Much of the case focused on whether the handwritten agreement that started everything was a valid, binding contract.
For two men in the upper echelons of high-tech businesses, they then chose a decidedly low-tech way to memorialize their agreement. The end result, however, shows how substance can sometimes triumph over form in the law of contracts formation.
At the end of their meeting, the telecommunications executive simply wrote out the agreement by hand on two notebook pages, and both men signed it. The writing included specifics as to how the newly hired executive would be compensated, the terms on which he could quit if he became unhappy, and what would happen if intellectual property involved in the deal could not be transferred to the telecommunications firm. It also included the statement that “ [t]he parties will complete formal contracts as soon as possible but this is binding.” This would turn out to be pivotal language in the litigation that followed.
Unfortunately, the new arrangement quickly went downhill, and after about six months the new employee was fired. The relationship ended with the “formal contracts” never having been drafted and executed. When the former employee sued for breach of contract and other wrongs, more than six years of litigation ensued, with two trials and two appeals.
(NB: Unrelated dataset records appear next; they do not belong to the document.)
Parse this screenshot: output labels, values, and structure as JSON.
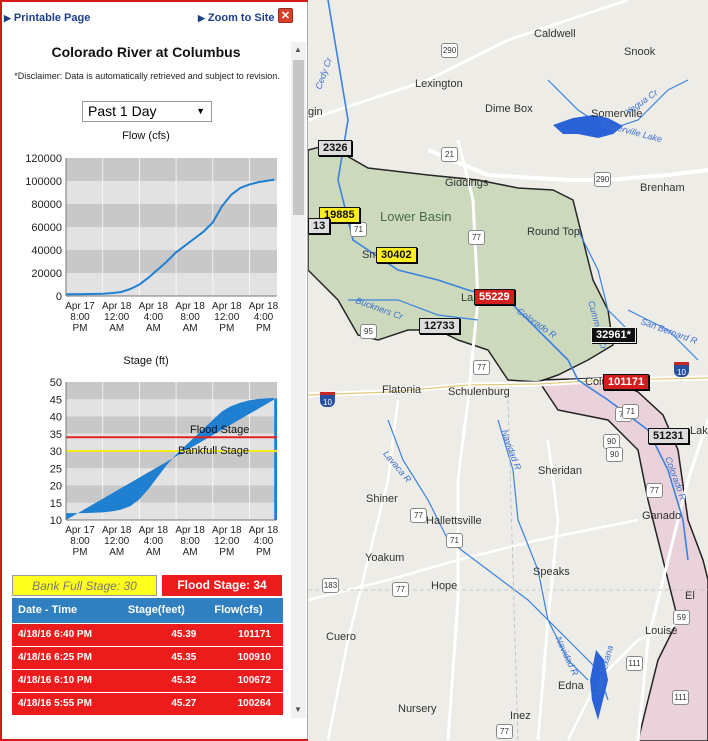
{
  "panel": {
    "printable_label": "Printable Page",
    "zoom_label": "Zoom to Site",
    "close_label": "✕",
    "title": "Colorado River at Columbus",
    "disclaimer": "*Disclaimer: Data is automatically retrieved and subject to revision.",
    "range_selected": "Past 1 Day",
    "bank_full_label": "Bank Full Stage: 30",
    "flood_stage_label": "Flood Stage: 34"
  },
  "table": {
    "headers": [
      "Date - Time",
      "Stage(feet)",
      "Flow(cfs)"
    ],
    "rows": [
      [
        "4/18/16 6:40 PM",
        "45.39",
        "101171"
      ],
      [
        "4/18/16 6:25 PM",
        "45.35",
        "100910"
      ],
      [
        "4/18/16 6:10 PM",
        "45.32",
        "100672"
      ],
      [
        "4/18/16 5:55 PM",
        "45.27",
        "100264"
      ]
    ]
  },
  "chart_data": [
    {
      "type": "line",
      "title": "Flow (cfs)",
      "x_tick_labels": [
        [
          "Apr 17",
          "8:00",
          "PM"
        ],
        [
          "Apr 18",
          "12:00",
          "AM"
        ],
        [
          "Apr 18",
          "4:00",
          "AM"
        ],
        [
          "Apr 18",
          "8:00",
          "AM"
        ],
        [
          "Apr 18",
          "12:00",
          "PM"
        ],
        [
          "Apr 18",
          "4:00",
          "PM"
        ]
      ],
      "x_hours": [
        0,
        4,
        8,
        12,
        16,
        20
      ],
      "ylim": [
        0,
        120000
      ],
      "y_ticks": [
        0,
        20000,
        40000,
        60000,
        80000,
        100000,
        120000
      ],
      "series": [
        {
          "color": "#1f7fd1",
          "x": [
            0,
            2,
            4,
            5,
            6,
            7,
            8,
            9,
            10,
            11,
            12,
            13,
            14,
            15,
            16,
            17,
            18,
            19,
            20,
            21,
            22.7
          ],
          "y": [
            1500,
            1600,
            2000,
            2500,
            3500,
            6000,
            10000,
            16000,
            23000,
            30000,
            38000,
            44000,
            50000,
            56000,
            64000,
            78000,
            88000,
            94000,
            97000,
            99000,
            101171
          ]
        }
      ],
      "grid": true
    },
    {
      "type": "area",
      "title": "Stage (ft)",
      "x_tick_labels": [
        [
          "Apr 17",
          "8:00",
          "PM"
        ],
        [
          "Apr 18",
          "12:00",
          "AM"
        ],
        [
          "Apr 18",
          "4:00",
          "AM"
        ],
        [
          "Apr 18",
          "8:00",
          "AM"
        ],
        [
          "Apr 18",
          "12:00",
          "PM"
        ],
        [
          "Apr 18",
          "4:00",
          "PM"
        ]
      ],
      "x_hours": [
        0,
        4,
        8,
        12,
        16,
        20
      ],
      "ylim": [
        10,
        50
      ],
      "y_ticks": [
        10,
        15,
        20,
        25,
        30,
        35,
        40,
        45,
        50
      ],
      "series": [
        {
          "color": "#1f7fd1",
          "x": [
            0,
            2,
            4,
            5,
            6,
            7,
            8,
            9,
            10,
            11,
            12,
            13,
            14,
            15,
            16,
            17,
            18,
            19,
            20,
            21,
            22.7
          ],
          "y": [
            12.0,
            12.0,
            12.2,
            12.5,
            13.0,
            14.0,
            16.0,
            19.0,
            22.5,
            26.0,
            29.0,
            31.5,
            34.0,
            36.5,
            39.0,
            41.5,
            43.0,
            44.0,
            44.7,
            45.1,
            45.39
          ]
        }
      ],
      "thresholds": [
        {
          "label": "Flood Stage",
          "value": 34,
          "color": "#e32222"
        },
        {
          "label": "Bankfull Stage",
          "value": 30,
          "color": "#f2ec1c"
        }
      ],
      "grid": true
    }
  ],
  "map": {
    "basin_label": "Lower Basin",
    "towns": [
      "Caldwell",
      "Snook",
      "Lexington",
      "Dime Box",
      "Somerville",
      "Giddings",
      "Brenham",
      "Round Top",
      "Flatonia",
      "Schulenburg",
      "Sheridan",
      "Shiner",
      "Hallettsville",
      "Yoakum",
      "Hope",
      "Speaks",
      "Cuero",
      "Edna",
      "Nursery",
      "Inez",
      "Louise",
      "Ganado",
      "El",
      "Lak",
      "Colu",
      "La",
      "Sm",
      "gin"
    ],
    "gauges": [
      "2326",
      "19885",
      "13",
      "30402",
      "55229",
      "12733",
      "32961*",
      "101171",
      "51231"
    ],
    "creeks": [
      "Yegua Cr",
      "Buckners Cr",
      "Colorado R",
      "Cummins Cr",
      "San Bernard R",
      "Lavaca R",
      "Navidad R",
      "Colorado R",
      "Navidad R",
      "Lake Texana",
      "Somerville Lake",
      "Cedy Cr"
    ],
    "shields": [
      "21",
      "77",
      "290",
      "290",
      "71",
      "77",
      "95",
      "10",
      "10",
      "71",
      "90",
      "90",
      "77",
      "71",
      "77",
      "77",
      "111",
      "183",
      "59",
      "111",
      "71",
      "77"
    ]
  }
}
Much of the case focused on whether the handwritten agreement that started everything was a valid, binding contract. The telecommunications company argued that it was merely an “agreement to agree.”
However, a jury eventually ruled that the agreement was valid, and that the telecommunications firm had breached the terms of the contract represented by the two notebook pages.
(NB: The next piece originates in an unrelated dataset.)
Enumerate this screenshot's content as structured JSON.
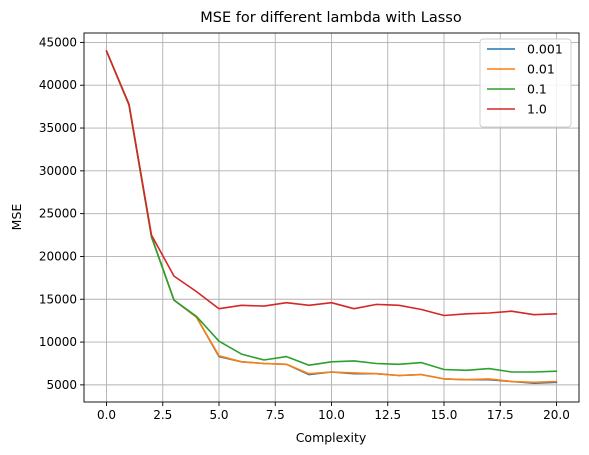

Four factors are usually considered in determining whether a “preliminary agreement” is binding. In this case, the first two clearly favored the fired executive: There was no explicit reservation of a right not to be bound (in fact, the handwritten agreement said the opposite) and the executive had partially performed the contract. The third factor is whether all of the terms of the alleged contract were agreed upon. On that point, the agreement, although it may have lacked some details, addressed all of the essentials for a binding contract.
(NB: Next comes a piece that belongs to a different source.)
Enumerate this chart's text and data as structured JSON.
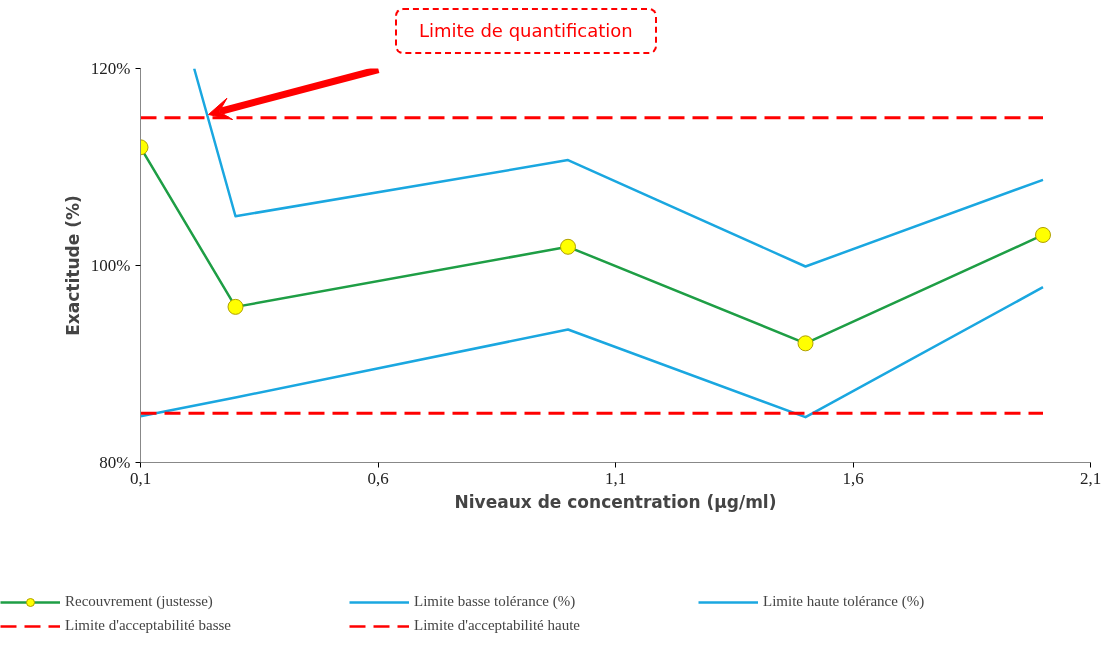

The final factor is whether the agreement was a type of contract that is usually committed to writing in a formal manner. When millions are at stake, as was the case here, it may be unusual to seal the deal with a handwritten document, in outline form, and drafted on the spot by one of the principals without benefit of legal counsel. The agreement was not much to look at, barely surpassing in formality the proverbial agreement scribbled on a cocktail napkin. Still, that it was unorthodox did not mean that the method was unprecedented. In the end, this factor, balanced against the other three, was not enough to discard the agreement and deprive the departed executive of the benefits of his bargain.